Board of Directors
With a shared vision, a committed group of community volunteers pooled their resources, knowledge, expertise, time and connections to launch the Homer Folk School in 2016. An independent non-profit as of September 2017, our Board of Directors commit to making sure the Homer Folk School stays true to its mission.
Nancy Lee Evans work in the folk arts tradition began in Oregon as staff for Rain Magazine: A Journal of Appropriate Technology and continued with founding the Alaska Alternative Energy Resource Center at the Alaska Center for the Environment. Years of spiritual study shifted Nancy’s work to holistic healing, herbal medicine and the spiritual relationship with nature that had been a touchstone since childhood. She is certified in permaculture design and offers classes in Alaska plants as food and medicine, holistic healing, and indigenous Celtic tradition. Nancy feels that learning the wisdom of our ancestral traditions roots us more firmly with the Earth and in the fullness of our lives.
Robin McAllistar is passionate about folk schools, community empowerment and inter-generational learning.

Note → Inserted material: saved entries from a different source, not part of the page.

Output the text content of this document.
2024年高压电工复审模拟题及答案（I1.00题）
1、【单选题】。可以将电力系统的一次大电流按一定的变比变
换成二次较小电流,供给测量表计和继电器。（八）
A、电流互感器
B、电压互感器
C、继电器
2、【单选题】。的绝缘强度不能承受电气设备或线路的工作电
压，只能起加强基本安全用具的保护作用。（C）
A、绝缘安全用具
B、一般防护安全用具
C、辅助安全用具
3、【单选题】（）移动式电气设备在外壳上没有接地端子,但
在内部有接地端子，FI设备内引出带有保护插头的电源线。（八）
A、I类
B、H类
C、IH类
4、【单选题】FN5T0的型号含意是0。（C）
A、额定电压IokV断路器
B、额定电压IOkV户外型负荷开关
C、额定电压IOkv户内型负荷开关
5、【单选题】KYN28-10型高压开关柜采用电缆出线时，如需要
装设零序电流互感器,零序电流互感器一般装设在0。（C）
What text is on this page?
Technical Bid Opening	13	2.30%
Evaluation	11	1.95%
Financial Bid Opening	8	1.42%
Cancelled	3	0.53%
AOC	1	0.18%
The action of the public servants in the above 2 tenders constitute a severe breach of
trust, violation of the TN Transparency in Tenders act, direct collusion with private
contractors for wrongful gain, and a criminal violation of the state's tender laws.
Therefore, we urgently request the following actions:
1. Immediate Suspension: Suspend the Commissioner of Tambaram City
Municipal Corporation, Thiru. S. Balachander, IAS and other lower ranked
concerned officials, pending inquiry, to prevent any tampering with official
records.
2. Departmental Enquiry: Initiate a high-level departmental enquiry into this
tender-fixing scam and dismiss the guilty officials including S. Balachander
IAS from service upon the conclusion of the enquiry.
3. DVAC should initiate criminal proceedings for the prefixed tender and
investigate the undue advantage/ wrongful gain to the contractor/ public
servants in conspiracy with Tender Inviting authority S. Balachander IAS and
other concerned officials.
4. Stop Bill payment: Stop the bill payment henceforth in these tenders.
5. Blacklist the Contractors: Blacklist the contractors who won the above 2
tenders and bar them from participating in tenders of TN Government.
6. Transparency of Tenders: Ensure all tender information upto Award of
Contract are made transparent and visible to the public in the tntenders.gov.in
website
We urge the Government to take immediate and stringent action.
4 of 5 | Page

She has been a private practice counselor for 25 years. Her history includes several years commercial fishing in Prince William Sound on the Valiant Maid, an infamous old wooden seiner. Robin also worked as a biologist in PWS from trail crew in late 70s to mapping the herbarium and Trumpeter Swan habitat in the early 80's. She is a mom of 2 and grandma of 5, a passionate permaculturist, organic farmer, and herbalist and looks forward to both teaching, learning and growing the Homer Folk School family.
Neil Wagner has a love of traditional crafts and learning new skills. Some of his past lives & experiences include building a log cabin, pottery, photography, maritime captain & engineer, solar installations, distance hiking, and making wood fired pizzas. He's a retired Entrepreneur.
Lasse Holmes is a passionate lifelong learner and maker that enjoys discovering, creating and sharing with others. Tuning to seasonal rhythms and cycles and working with the abundance of natural resources in the area, he focuses on wildcrafting, fermentation, designing and building living and working spaces that foster physical, mental and spiritual health.
Catkin Kilcher Burton retired as a Colonel in the U.S. Marine Corps after serving 31 years in numerous countries, including combat zones in Iraq and Afghanistan. She currently lives in both Anchorage and also Homer, where she was raised and continues to be actively involved in the Kilcher Family Trust that helps maintain her family homestead and museum.